Philippine Divers Cut China's Floating Barrier at Scarborough Shoal
The Philippine Coast Guard has removed a 300-meter floating barrier that Chinese forces used to keep Filipino fishermen out of the inner lagoon at Scarborough Shoal, a contested reef claimed by both nations.
The simple barrier - an anchored line suspended by buoys - was deployed at the entrance channel to the lagoon, and China Coast Guard and Chinese maritime militia boats would pull it across to close the waterway when the Philippine fishing fleet approached, according to local fishermen.
Chinese forces deployed this barrier across the sole entrance channel to the lagoon, Sept. 20 (PCG image)
The crew of the Philippine Coast Guard cutter BRP Datu Bankaw discovered the barrier when they approached the shoal last week. As they neared, three China Coast Guard RIB boats and a small boat from a Chinese maritime militia vessel towed a floating barrier of about 300 meters in length across the entrance. The event was covered widely in the Philippine press, and it drew condemnation from elected officials, including Senate President Juan Miguel Zubiri and Philippine President Ferdinand Marcos Jr.
At Marcos' request, the National Task Force for the West Philippine Sea ordered the PCG to remove the barrier - without waiting for China's agreement.
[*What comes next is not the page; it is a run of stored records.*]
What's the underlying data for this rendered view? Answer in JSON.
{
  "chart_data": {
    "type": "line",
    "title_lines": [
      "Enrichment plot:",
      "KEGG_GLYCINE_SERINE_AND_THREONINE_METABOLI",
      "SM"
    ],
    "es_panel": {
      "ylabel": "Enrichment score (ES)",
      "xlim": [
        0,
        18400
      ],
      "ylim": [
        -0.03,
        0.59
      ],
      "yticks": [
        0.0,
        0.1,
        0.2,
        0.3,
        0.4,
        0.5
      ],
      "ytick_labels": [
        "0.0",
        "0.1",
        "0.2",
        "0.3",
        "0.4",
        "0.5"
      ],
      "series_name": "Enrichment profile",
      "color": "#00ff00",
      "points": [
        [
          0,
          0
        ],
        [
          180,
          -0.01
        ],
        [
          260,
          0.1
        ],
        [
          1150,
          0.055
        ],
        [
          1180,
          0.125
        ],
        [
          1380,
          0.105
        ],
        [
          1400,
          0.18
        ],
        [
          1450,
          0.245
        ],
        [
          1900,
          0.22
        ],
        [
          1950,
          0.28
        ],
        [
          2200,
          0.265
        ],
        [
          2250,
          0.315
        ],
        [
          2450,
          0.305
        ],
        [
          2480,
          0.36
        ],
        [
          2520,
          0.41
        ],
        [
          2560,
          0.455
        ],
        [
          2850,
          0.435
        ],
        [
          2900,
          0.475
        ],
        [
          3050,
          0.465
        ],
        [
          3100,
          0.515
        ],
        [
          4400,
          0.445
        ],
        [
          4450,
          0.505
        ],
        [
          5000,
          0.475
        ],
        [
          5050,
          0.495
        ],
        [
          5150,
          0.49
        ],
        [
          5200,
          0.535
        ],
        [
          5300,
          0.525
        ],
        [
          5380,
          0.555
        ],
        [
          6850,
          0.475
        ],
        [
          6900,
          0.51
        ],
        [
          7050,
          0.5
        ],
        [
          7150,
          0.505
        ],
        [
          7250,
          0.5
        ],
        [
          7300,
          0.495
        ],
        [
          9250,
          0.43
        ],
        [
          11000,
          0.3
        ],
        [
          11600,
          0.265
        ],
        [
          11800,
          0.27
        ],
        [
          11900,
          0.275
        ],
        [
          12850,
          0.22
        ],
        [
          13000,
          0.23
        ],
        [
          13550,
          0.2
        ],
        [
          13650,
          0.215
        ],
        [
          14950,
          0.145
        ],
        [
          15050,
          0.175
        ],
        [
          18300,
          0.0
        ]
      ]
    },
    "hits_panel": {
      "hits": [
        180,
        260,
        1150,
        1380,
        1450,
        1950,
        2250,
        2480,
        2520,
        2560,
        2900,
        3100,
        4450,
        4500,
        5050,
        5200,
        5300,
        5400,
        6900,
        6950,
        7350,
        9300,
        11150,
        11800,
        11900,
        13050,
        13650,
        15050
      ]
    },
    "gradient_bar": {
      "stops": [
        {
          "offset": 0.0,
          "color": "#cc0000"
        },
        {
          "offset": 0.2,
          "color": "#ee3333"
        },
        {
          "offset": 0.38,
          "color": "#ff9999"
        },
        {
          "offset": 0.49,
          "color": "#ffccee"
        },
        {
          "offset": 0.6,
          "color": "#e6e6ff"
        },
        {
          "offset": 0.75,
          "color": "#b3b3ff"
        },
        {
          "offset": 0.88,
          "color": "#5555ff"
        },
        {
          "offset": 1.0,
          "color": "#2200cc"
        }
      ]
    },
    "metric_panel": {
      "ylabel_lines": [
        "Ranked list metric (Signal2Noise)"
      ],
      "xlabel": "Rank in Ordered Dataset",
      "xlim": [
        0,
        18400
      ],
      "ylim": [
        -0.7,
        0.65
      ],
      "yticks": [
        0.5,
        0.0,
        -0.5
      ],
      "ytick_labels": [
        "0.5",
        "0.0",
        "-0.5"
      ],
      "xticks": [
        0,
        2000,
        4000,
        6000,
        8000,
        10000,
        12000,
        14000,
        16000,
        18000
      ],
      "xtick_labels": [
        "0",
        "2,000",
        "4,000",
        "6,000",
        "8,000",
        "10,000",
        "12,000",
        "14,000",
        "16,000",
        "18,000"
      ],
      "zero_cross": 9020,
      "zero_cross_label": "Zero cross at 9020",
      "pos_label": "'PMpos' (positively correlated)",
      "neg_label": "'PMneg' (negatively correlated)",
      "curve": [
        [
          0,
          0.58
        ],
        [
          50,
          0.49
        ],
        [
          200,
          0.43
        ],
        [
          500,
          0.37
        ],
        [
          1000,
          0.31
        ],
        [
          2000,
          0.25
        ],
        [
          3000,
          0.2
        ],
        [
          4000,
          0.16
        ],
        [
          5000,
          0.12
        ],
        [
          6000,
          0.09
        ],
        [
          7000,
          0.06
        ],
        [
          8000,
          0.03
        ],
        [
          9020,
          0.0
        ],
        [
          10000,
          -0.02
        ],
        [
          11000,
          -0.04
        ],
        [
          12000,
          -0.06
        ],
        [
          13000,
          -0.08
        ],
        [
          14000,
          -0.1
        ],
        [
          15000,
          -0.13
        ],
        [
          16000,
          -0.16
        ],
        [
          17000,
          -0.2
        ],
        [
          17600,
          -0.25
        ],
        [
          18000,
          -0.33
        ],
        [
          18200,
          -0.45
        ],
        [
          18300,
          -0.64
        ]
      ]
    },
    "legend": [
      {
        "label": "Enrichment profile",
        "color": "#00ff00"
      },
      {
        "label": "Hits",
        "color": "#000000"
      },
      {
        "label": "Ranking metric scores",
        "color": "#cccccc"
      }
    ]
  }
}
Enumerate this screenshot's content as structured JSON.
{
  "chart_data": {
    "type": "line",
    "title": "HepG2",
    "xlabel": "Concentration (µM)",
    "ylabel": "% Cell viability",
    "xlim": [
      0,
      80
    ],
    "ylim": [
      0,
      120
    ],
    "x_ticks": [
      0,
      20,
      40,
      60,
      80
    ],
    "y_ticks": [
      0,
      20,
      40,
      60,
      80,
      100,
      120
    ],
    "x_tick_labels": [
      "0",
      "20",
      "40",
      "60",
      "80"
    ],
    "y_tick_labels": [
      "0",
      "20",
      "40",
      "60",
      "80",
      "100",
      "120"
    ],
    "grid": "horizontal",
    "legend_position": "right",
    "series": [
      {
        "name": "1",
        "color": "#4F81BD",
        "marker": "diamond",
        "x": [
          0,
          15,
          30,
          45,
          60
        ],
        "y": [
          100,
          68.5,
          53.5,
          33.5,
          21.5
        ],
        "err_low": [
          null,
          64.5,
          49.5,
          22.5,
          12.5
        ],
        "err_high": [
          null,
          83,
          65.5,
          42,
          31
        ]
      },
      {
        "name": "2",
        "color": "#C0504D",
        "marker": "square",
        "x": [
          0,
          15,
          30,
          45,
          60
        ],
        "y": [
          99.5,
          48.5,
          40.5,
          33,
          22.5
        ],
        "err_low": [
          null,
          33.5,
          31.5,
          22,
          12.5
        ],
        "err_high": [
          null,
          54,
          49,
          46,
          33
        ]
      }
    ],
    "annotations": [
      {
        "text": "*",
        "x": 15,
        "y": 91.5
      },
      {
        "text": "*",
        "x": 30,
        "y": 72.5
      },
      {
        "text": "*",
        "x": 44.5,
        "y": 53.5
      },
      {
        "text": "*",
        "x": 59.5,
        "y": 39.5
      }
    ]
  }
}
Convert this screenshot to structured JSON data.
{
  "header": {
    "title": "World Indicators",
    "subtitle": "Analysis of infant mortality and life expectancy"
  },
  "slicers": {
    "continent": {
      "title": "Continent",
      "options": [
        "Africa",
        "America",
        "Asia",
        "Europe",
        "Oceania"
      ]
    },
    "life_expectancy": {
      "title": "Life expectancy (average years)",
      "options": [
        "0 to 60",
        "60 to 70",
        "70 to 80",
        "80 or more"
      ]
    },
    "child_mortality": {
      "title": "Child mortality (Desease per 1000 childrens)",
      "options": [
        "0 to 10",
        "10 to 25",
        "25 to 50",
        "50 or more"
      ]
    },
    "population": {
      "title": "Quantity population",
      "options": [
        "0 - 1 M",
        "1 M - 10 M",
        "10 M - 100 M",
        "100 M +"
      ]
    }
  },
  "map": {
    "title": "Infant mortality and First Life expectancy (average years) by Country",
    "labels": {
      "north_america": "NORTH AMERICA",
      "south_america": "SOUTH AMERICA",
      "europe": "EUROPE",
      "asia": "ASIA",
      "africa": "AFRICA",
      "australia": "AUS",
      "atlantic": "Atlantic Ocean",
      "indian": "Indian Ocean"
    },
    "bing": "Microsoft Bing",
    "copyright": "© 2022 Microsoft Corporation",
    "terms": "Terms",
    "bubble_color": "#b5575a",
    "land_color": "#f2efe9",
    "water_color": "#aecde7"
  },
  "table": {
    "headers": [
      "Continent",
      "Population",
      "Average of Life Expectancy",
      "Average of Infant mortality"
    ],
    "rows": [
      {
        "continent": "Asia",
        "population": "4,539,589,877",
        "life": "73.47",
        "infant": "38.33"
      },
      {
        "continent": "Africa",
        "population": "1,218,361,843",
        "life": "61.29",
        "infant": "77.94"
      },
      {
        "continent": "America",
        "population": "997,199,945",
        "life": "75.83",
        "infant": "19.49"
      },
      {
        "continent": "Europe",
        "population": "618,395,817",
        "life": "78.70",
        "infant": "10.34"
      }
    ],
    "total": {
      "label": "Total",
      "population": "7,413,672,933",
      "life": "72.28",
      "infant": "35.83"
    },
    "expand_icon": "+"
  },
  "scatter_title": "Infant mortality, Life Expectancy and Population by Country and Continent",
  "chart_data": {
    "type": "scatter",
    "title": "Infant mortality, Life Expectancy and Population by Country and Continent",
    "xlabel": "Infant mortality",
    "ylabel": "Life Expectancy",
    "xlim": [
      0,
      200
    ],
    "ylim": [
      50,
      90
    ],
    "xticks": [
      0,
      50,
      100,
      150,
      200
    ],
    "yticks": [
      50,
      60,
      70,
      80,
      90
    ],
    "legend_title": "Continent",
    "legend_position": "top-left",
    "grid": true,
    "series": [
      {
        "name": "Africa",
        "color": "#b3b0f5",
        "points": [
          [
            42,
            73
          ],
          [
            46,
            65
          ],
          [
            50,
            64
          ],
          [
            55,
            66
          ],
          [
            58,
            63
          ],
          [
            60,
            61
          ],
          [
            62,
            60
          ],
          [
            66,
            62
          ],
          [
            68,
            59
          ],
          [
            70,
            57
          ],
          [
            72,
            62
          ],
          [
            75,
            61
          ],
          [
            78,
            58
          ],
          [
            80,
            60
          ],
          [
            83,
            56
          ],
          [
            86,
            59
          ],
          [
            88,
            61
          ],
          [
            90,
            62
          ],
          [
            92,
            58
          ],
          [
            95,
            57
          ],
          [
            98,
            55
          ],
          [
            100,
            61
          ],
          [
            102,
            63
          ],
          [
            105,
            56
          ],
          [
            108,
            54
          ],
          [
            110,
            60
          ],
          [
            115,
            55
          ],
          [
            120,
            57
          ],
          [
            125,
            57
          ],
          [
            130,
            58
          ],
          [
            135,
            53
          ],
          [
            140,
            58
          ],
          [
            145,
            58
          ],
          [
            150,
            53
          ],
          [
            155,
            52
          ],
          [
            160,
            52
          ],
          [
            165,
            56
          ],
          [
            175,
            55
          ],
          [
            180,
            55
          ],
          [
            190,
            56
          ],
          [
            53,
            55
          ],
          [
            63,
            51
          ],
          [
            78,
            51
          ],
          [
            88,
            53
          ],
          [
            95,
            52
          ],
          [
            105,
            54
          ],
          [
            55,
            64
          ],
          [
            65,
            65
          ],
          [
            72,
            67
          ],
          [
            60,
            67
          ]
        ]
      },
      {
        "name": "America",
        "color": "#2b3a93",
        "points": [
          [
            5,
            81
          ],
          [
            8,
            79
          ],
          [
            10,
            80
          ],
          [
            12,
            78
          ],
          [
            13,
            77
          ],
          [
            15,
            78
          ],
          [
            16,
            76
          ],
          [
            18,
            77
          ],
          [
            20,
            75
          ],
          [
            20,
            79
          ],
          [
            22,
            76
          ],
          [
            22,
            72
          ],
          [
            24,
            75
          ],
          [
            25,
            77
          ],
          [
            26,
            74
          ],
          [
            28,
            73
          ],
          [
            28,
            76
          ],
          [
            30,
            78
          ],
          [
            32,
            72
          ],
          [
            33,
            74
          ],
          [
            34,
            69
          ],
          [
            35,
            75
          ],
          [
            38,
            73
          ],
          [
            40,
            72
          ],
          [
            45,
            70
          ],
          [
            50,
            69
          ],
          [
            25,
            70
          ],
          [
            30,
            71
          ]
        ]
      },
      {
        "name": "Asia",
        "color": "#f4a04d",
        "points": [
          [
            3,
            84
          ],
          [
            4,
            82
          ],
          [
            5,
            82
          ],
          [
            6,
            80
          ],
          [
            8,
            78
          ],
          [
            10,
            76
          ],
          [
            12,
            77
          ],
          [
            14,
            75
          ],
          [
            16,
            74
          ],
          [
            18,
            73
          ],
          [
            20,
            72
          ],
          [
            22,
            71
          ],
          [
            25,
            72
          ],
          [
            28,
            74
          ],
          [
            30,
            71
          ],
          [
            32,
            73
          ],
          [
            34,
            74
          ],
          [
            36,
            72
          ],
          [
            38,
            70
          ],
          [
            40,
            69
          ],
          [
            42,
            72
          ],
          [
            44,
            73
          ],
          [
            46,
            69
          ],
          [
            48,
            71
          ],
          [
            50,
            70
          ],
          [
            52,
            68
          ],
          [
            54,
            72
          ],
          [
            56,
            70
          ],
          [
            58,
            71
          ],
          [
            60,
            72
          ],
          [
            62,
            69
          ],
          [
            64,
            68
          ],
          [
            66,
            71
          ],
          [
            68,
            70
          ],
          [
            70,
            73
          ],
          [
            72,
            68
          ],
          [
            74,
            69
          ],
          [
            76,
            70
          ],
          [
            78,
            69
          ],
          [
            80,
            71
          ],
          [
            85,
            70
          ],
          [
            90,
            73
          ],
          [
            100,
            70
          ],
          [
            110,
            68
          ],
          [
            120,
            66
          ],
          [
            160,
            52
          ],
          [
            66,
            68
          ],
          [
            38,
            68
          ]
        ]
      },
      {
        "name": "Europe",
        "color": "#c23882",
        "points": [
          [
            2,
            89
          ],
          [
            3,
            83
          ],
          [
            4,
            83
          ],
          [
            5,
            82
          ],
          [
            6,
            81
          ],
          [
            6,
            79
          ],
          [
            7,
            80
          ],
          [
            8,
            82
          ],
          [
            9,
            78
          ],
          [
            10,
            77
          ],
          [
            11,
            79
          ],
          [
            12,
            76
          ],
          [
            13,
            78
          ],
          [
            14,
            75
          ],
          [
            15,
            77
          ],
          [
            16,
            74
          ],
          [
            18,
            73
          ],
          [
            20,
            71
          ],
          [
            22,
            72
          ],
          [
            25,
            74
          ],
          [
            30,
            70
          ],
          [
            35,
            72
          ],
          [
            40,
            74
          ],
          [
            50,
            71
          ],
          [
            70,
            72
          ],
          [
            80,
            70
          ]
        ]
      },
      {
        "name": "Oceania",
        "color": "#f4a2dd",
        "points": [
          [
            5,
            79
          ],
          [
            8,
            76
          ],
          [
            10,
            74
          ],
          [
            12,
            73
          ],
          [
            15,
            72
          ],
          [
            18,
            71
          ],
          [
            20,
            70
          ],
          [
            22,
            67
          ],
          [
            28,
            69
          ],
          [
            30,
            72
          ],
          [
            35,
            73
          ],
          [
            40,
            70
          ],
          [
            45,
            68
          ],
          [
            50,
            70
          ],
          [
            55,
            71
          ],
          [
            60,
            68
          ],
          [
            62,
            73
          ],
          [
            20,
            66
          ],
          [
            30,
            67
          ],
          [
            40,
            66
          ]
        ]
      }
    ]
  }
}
Philippine divers cut it free with a knife on an unspecified date.
The PCG's spokesman for the region, Commodore Jay Tarriela, said the barrier posed a hazard to navigation and was a violation of international law.
"It also hinders the conduct of fishing and livelihood activities of Filipino fisherfolk in BDM, which is an integral part of the Philippine national territory," Tarriela said, emphasizing that the Permanent Court of Arbitration in the Hague affirmed the Philippines' EEZ claims in 2016.
"The decisive action of the PCG to remove the barrier aligns with international law and the Philippines’ sovereignty over the shoal," he said. "The PCG remains committed to upholding international law, safeguarding the welfare of Filipino fisherfolk, and protecting the rights of the Philippines in its territorial waters."
The Philippine government claims Scarborough Shoal as its own, and the shoal is within the Philippine EEZ. It has been occupied by Chinese forces since a confrontational standoff in 2012. The China Coast Guard and Chinese maritime militia have defended the shoal against Philippine interests ever since.